Sarah on 22 Jan 2012
This works, but it still does not robustly detect the peaks. :( I have a more clear explanation below, if you don't mind taking a look at that...

Sarah on 22 Jan 2012
Hey guys,
I am afraid that I still haven't found a solution to my problem :( Let me just explain what I am doing first to make everything clear.
I have two signals: a sinusoidal signal with unity frequency and amplitude, and a "rectangular pulse" signal. The pulse has a constant baseline for everywhere except a specific time range, where it becomes one rectangular pulse with a user specified amplitude. I combine these two signals together. Here is what that looks like:
I process this data and transform it into the frequency domain. Here is a link which shows what the frequency domain looks like with the combined signal.

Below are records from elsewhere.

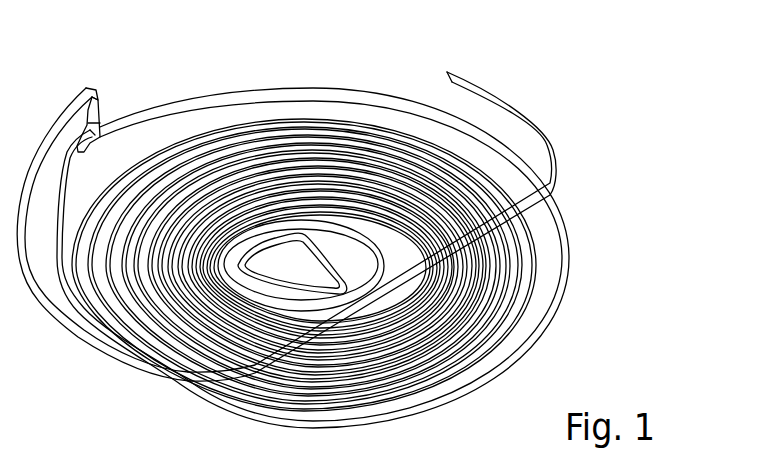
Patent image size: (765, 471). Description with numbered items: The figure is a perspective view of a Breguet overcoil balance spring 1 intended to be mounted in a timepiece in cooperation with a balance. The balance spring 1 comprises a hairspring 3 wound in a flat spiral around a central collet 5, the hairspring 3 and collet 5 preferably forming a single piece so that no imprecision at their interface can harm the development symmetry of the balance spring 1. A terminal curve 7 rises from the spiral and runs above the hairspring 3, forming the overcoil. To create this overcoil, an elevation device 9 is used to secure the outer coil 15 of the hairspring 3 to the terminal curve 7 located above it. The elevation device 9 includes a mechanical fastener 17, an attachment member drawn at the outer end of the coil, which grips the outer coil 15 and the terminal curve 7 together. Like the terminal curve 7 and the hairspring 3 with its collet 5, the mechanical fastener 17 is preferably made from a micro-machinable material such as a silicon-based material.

The Breguet overcoil balance spring 1 is at (546, 66).
The hairspring 3 is at (570, 252).
The collet 5 is at (340, 268).
The terminal curve 7 is at (540, 126).
The elevation device 9 is at (89, 72).
The outer coil 15 is at (218, 98).
The mechanical fastener 17 is at (97, 124).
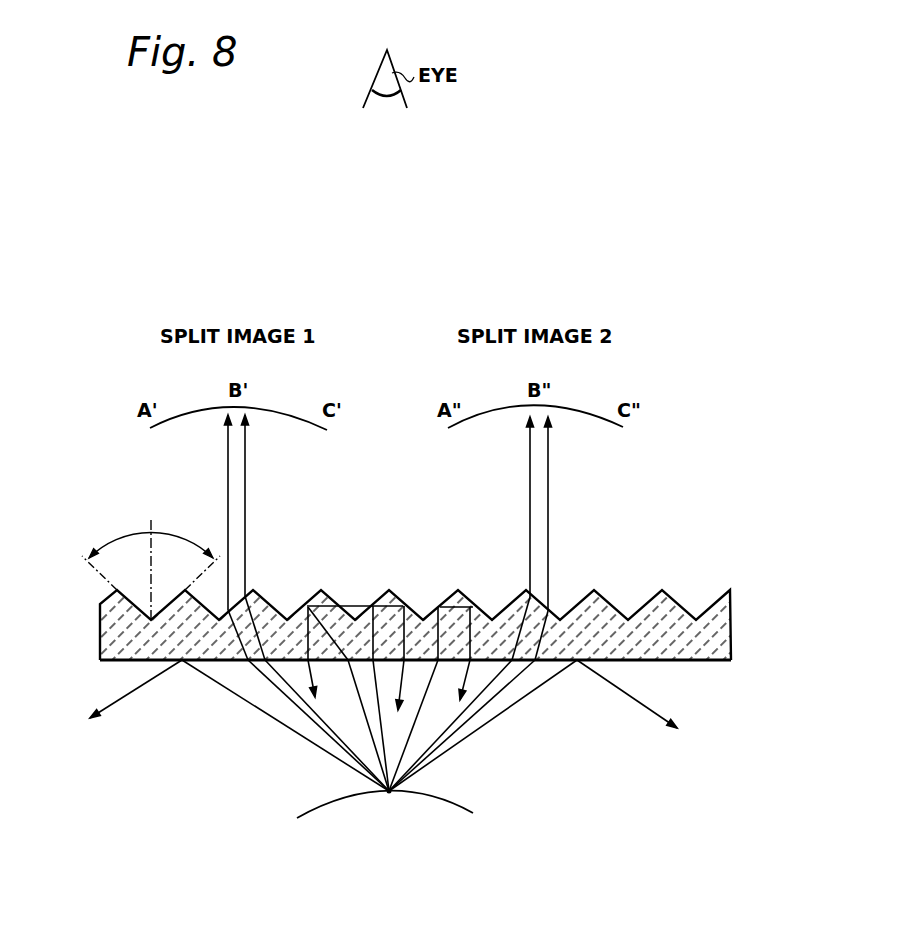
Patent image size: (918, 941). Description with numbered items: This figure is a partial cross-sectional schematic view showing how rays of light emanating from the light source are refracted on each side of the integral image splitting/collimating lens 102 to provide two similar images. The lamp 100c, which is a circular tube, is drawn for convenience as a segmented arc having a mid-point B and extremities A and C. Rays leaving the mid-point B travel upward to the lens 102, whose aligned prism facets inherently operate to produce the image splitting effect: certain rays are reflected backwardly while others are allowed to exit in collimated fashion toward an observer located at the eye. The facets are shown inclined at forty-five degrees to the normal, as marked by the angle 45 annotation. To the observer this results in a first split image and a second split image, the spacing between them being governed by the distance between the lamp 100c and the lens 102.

The lens 102 is at (100, 621).
The lamp 100c is at (410, 817).
The prism facet angle of 45 degrees 45 is at (166, 532).
The mid-point B is at (392, 803).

So, there are clearly two peaks. The first peak represents the exact start of the rectangular pulse, and the second peak represents the exact end of the rectangular pulse. Everywhere else is generally constant because of the sinusoidal function.

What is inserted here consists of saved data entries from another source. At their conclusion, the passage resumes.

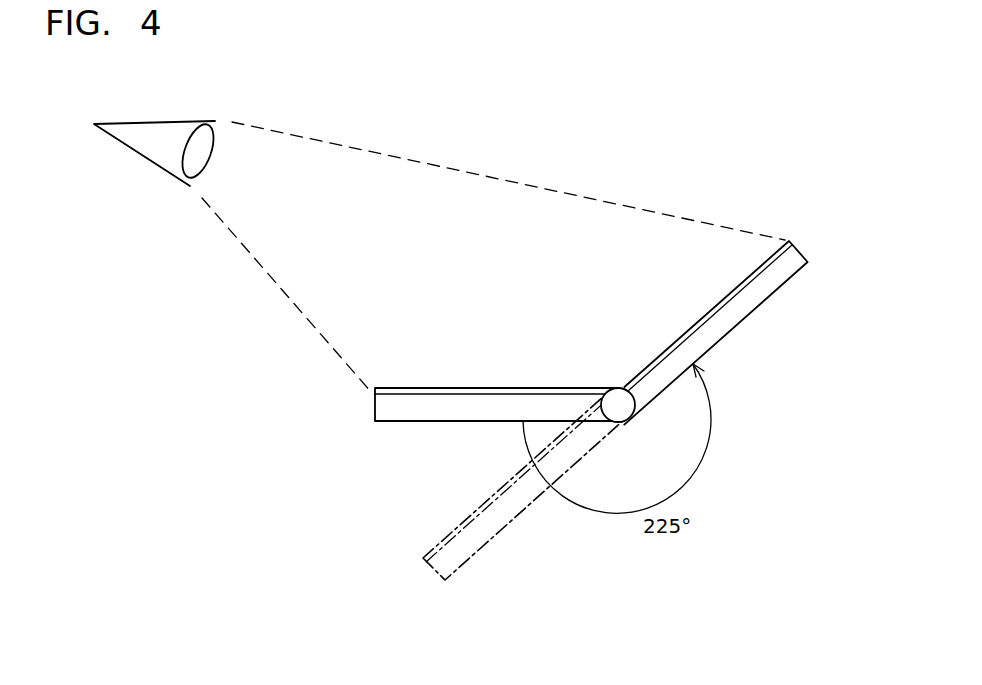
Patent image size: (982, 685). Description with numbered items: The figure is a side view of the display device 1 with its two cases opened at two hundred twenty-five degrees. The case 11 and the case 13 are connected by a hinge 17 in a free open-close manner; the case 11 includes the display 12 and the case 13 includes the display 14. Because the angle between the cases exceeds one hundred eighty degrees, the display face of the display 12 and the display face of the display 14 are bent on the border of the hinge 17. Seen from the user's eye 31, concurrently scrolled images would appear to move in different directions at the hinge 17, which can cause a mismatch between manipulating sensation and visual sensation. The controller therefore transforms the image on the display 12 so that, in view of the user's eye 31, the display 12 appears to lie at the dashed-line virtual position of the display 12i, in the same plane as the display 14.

The display device 1 is at (750, 428).
The case 11 is at (450, 421).
The display 12 is at (492, 388).
The virtual position of display 12i is at (450, 538).
The case 13 is at (741, 322).
The display 14 is at (702, 318).
The hinge 17 is at (623, 412).
The user's eye 31 is at (181, 192).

Now, this is my study. At a specific sample time, I am gradually decreasing the width of the pulse using a for loop. At some point, it will not be clear to see those two peaks like you did before. At some specified width, you might see something like this, for example:
Clearly, though the point representing the second peak is still there, it is difficult to determine and can be construed as one peak. I would like to detect the value of the WIDTH at which this phenomenon occurs. How can I make a robust peak detection algorithm to accurately do this? Simply setting thresholds for findpeaks does not work...any help would be greatly appreciated.
Sarah on 22 Jan 2012
Yes, you are right. That is my problem, and why I say that the detection algorithm isnt quite robust enough to tackle this type of problem.
And as for your second question, I am not sure, as the values fluctuate a lot. But now that you bring that up, maybe I can try? I don't really know how I could define a "robust" range though. Do you have any idea?
Dr. Seis on 22 Jan 2012
Try a range of 1.1 times the number of indices associated with the width of your pulse.

Dr. Seis on 22 Jan 2012
Next idea, instead of envelope of Freq we replace any negative (or really small) frequencies with linear interpolation of positive ones:
tempFreq = Freq(1,:);
maxFreq = max(tempFreq);
for i = 2 : length(tempFreq)-1
if tempFreq(i) <= 0.01*maxFreq
tempFreq(i) = mean(tempFreq([i-1,i+1]));
end
end
[Peaks,Index] = findpeaks(tempFreq);
[MaxPeak,IndPeak] = max(Peaks);
IndRange = abs(Index(IndPeak)-Index);
IndThres = 500; % Set this value to the number of indices
% associated with your pulse width * 1.1
OutPks = Peaks( IndRange <= IndThres );
OutPks = Index( IndRange <= IndThres );
[OutRow,OutColumn] = size(OutPks);
You will still need to define IndThres to be the about 1.1 times your pulse width above.